Federico Amoroso (Naples, 29 May 1891 - Rome, 2 April 1968) was an Italian general during World War II. From 25 July 1943 to 11 February 1944 he served as Minister of Communications of the Badoglio I Cabinet, the first after the fall of the Fascist regime.

==Biography==

He was born in Naples on 29 May 1891. After attending the Royal Military Academy of Artillery and Engineers in Turin, he graduated as second lieutenant of the engineers; after promotion to lieutenant he served in Libya during the Italo-Turkish War with the 3rd Engineer Regiment. After the Kingdom of Italy entered the First World War on 24 May 1915 he fought on the Italian Front, and in January 1917 he was transferred to the airship service at his request. In September of the same year he became deputy airship commander, taking part in bombing missions on the Piave front, and in 1918 he was promoted to major, assuming command of the airship M.19 (based in Ferrara) on 25 June.
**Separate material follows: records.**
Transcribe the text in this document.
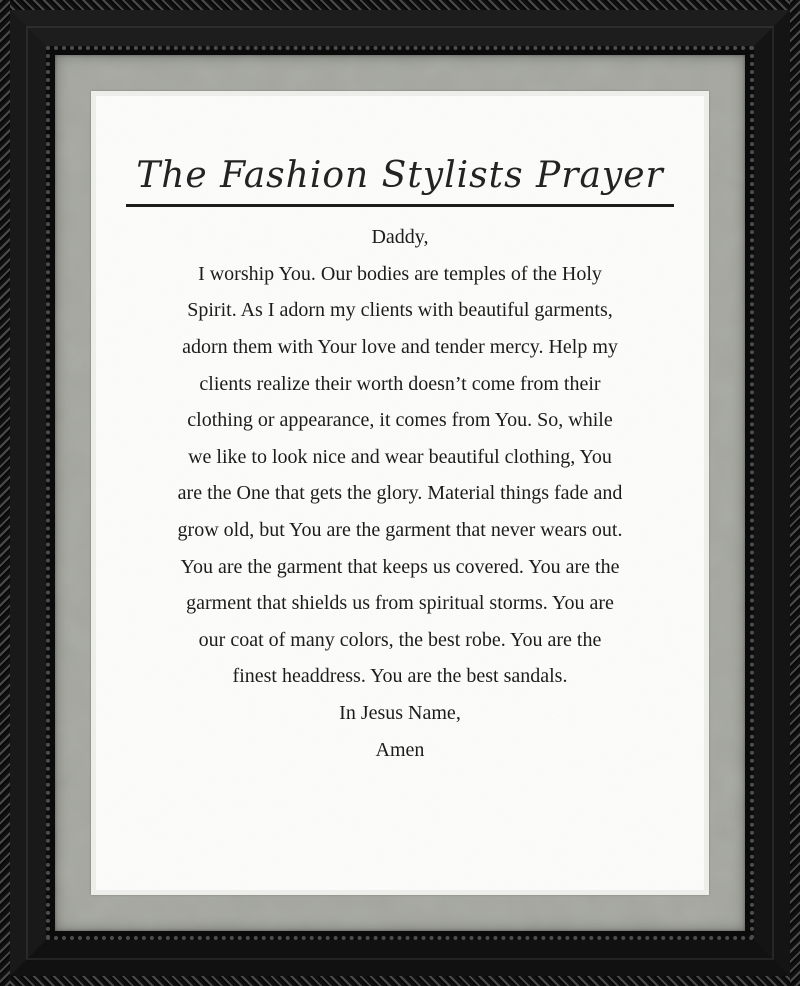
The Fashion Stylists Prayer
Daddy,
I worship You. Our bodies are temples of the Holy
Spirit. As I adorn my clients with beautiful garments,
adorn them with Your love and tender mercy. Help my
clients realize their worth doesn’t come from their
clothing or appearance, it comes from You. So, while
we like to look nice and wear beautiful clothing, You
are the One that gets the glory. Material things fade and
grow old, but You are the garment that never wears out.
You are the garment that keeps us covered. You are the
garment that shields us from spiritual storms. You are
our coat of many colors, the best robe. You are the
finest headdress. You are the best sandals.
In Jesus Name,
Amen
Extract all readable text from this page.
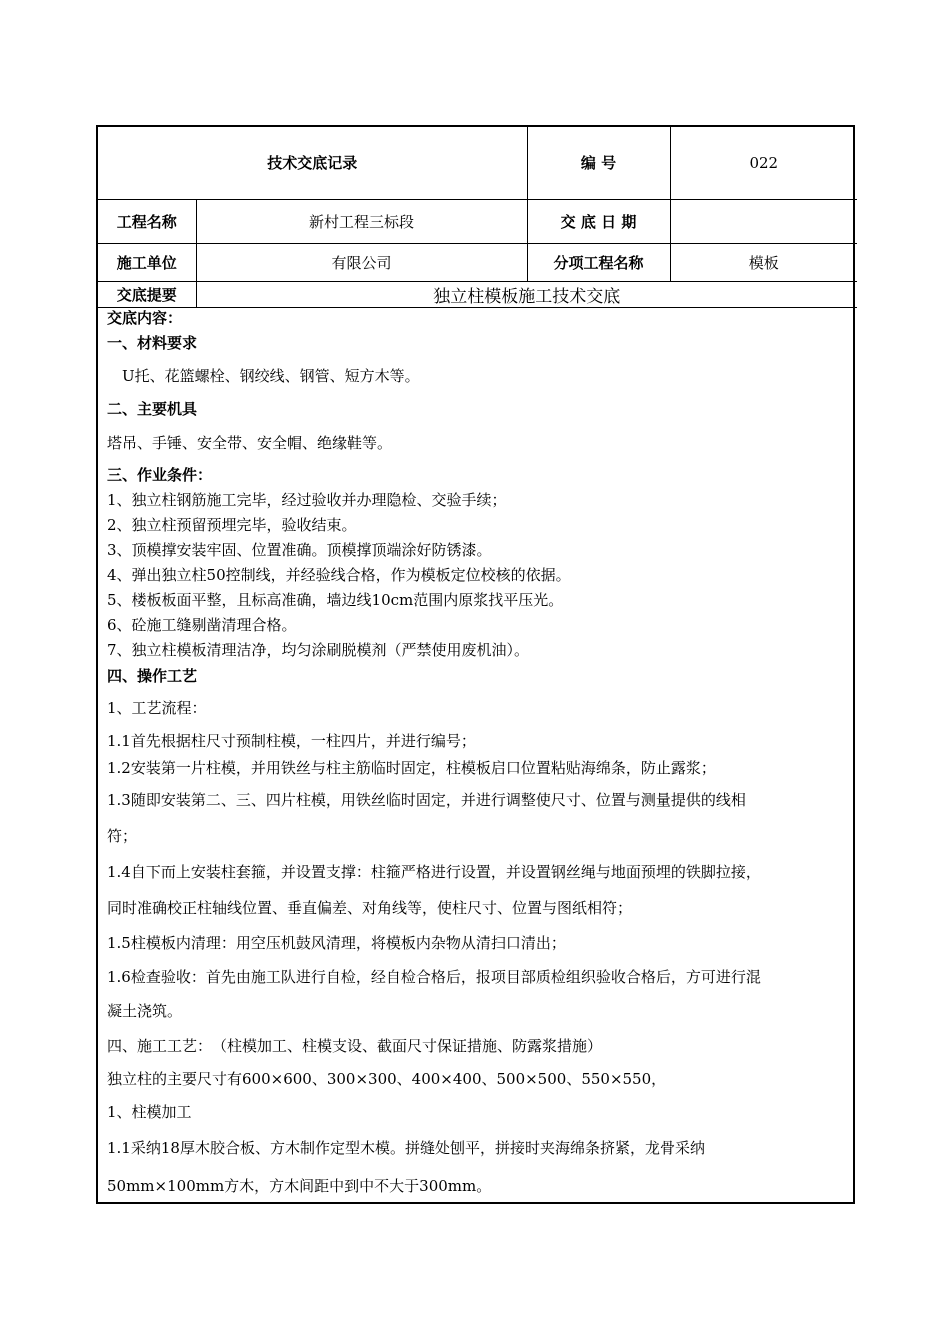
技术交底记录		编 号	022
工程名称	新村工程三标段	交 底 日 期	
施工单位	有限公司	分项工程名称	模板
交底提要	独立柱模板施工技术交底		
交底内容：
一、材料要求
　U托、花篮螺栓、钢绞线、钢管、短方木等。
二、主要机具
塔吊、手锤、安全带、安全帽、绝缘鞋等。
三、作业条件：
1、独立柱钢筋施工完毕，经过验收并办理隐检、交验手续；
2、独立柱预留预埋完毕，验收结束。
3、顶模撑安装牢固、位置准确。顶模撑顶端涂好防锈漆。
4、弹出独立柱50控制线，并经验线合格，作为模板定位校核的依据。
5、楼板板面平整，且标高准确，墙边线10cm范围内原浆找平压光。
6、砼施工缝剔凿清理合格。
7、独立柱模板清理洁净，均匀涂刷脱模剂（严禁使用废机油）。
四、操作工艺
1、工艺流程：
1.1首先根据柱尺寸预制柱模，一柱四片，并进行编号；
1.2安装第一片柱模，并用铁丝与柱主筋临时固定，柱模板启口位置粘贴海绵条，防止露浆；
1.3随即安装第二、三、四片柱模，用铁丝临时固定，并进行调整使尺寸、位置与测量提供的线相
符；
1.4自下而上安装柱套箍，并设置支撑：柱箍严格进行设置，并设置钢丝绳与地面预埋的铁脚拉接，
同时准确校正柱轴线位置、垂直偏差、对角线等，使柱尺寸、位置与图纸相符；
1.5柱模板内清理：用空压机鼓风清理，将模板内杂物从清扫口清出；
1.6检查验收：首先由施工队进行自检，经自检合格后，报项目部质检组织验收合格后，方可进行混
凝土浇筑。
四、施工工艺：　（柱模加工、柱模支设、截面尺寸保证措施、防露浆措施）
独立柱的主要尺寸有600×600、300×300、400×400、500×500、550×550，
1、柱模加工
1.1采纳18厚木胶合板、方木制作定型木模。拼缝处刨平，拼接时夹海绵条挤紧，龙骨采纳
50mm×100mm方木，方木间距中到中不大于300mm。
By the end of the war he had received a Silver Medal of Military Valor and a War Cross for Military Valor.

He was promoted to lieutenant colonel on 16 January 1927, after which he taught at the Radio Telegraph Institute until 16 March 1934, when he was assigned to the 8th Engineer Regiment. On 17 December 1934 he became commander of the 5th Engineer Regiment, and six days later he was promoted to colonel. He then took part in the Second Italo-Ethiopian War as commander of the engineers of the II Corps, remaining in Italian East Africa until 1 November 1936, when he was repatriated and assigned to the Ministry of War. On 30 June 1939 he was promoted to brigadier general and given command of the engineers of the Army Corps of Bolzano. After Italy entered the Second World War on 10 June 1940 he assumed command of the engineers of the XVIII Army Corps of Bolzano and of that of the territorial defense of the same city; during the Greco-Italian War he commanded the engineers of the Ninth Army and was then engineer-in-chief of the Armed Forces High Command of Albania.

From 10 September 1941 he command the engineers of the XII Army Corps, stationed in Palermo, and on 1 January 1942 he was promoted to major general. From 1 May 1942 he commanded the engineers of the Second Army in Fiume. After the fall of Fascism he was appointed Minister of Communications in the Badoglio I Cabinet from 27 July 1943 to 11 February 1944. In March 1945 he was appointed Inspector of Engineers of the Italian Co-Belligerent Army, a post he held until January 1946. After the war he was president of the National Association of Engineers and Transmitters of Italy from 1959 to 1966. He died in Rome on 2 April 1968.